Scientists have obtained the first in situ record of a mid-ocean ridge rifting event as it unfolded, capturing seismic activity, seafloor movement and lava output in real time, according to a study published in Nature.

The event took place on 26 April 2024 along the Southeast Indian Ridge (SEIR), near 37° S, at a segment known as I1. It began just two months after researchers had installed a network of instruments across the ridge axis and the nearby Amsterdam transform fault, part of a project called OHA-GEODAMS (Observatory with Hydro-Acoustics and Geodesy near Amsterdam Island).

Mid-ocean ridges form a 65,000-kilometre network of tectonic boundaries where new oceanic crust is created as plates drift apart at a pace of centimetres per year. Because monitoring these submarine systems continuously is difficult, little has been known about how they behave on timescales of months or years, despite shaping most of the ocean floor over hundreds of thousands of years.

A rift caught in the act

According to the researchers, the event started with a swarm of extensional earthquakes migrating rapidly along the axial valley. At 19:56 UTC on 26 April, five small quakes were detected by hydrophones, followed 13 minutes later by a magnitude 4.9 normal-faulting earthquake beneath the axial valley. Seismic activity, including a magnitude 5.1 quake and 16 smaller events, then migrated more than 8 kilometres toward the southeastern end of the segment within about half an hour.

Minutes later, a second burst of quakes — seven of magnitude 5 or greater, eight in the 4.4–4.8 range, and four smaller ones — propagated more than 9 kilometres in the opposite direction, toward the northwestern end of the segment.
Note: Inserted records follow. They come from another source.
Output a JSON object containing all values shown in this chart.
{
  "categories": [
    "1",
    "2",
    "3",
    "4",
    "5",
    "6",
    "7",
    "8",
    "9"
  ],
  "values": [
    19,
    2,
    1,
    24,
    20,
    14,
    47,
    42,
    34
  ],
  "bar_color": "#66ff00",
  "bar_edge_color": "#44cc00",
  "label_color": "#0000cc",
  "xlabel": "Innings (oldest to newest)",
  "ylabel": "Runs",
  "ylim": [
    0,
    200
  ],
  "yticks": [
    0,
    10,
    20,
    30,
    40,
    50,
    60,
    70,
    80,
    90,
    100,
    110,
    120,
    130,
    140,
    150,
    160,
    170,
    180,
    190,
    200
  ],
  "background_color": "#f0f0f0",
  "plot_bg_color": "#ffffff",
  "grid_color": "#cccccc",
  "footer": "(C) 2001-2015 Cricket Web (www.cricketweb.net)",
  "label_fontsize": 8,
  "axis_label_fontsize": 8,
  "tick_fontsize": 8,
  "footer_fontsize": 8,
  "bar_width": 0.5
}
The researchers note that such back-and-forth migration patterns are a known signature of dyke propagation along spreading plate boundaries.

The observatory's bottom-pressure recorder and acoustic-ranging beacons showed that the valley floor subsided by 4 metres and the valley widened by more than a metre horizontally. The team interprets this as the deflation of a sill-like magma reservoir feeding dykes that propagated along the ridge axis.

Over the following roughly 16 days, the dykes fed an eruption of about 160 million cubic metres of lava onto the seafloor, the study reports. The process also triggered both seismic and aseismic slip on the normal faults bordering the valley, and ultimately set off seismic activity on the adjacent transform faults.

The findings suggest that large-scale aseismic slip driven by magmatic processes may be the main way that normal faults at mid-ocean ridges accumulate displacement — a mechanism the authors say could help explain why these faults release far less seismic energy than would be expected given their rapid deformation rates.

The observatory itself combined five autonomous hydrophones covering the wider Saint Paul–Amsterdam volcanic plateau with 15 seafloor acoustic-ranging beacons spanning 11 kilometres across the ridge and transform fault, according to the study, marking the first time such methods have all been deployed together on an active mid-ocean ridge segment.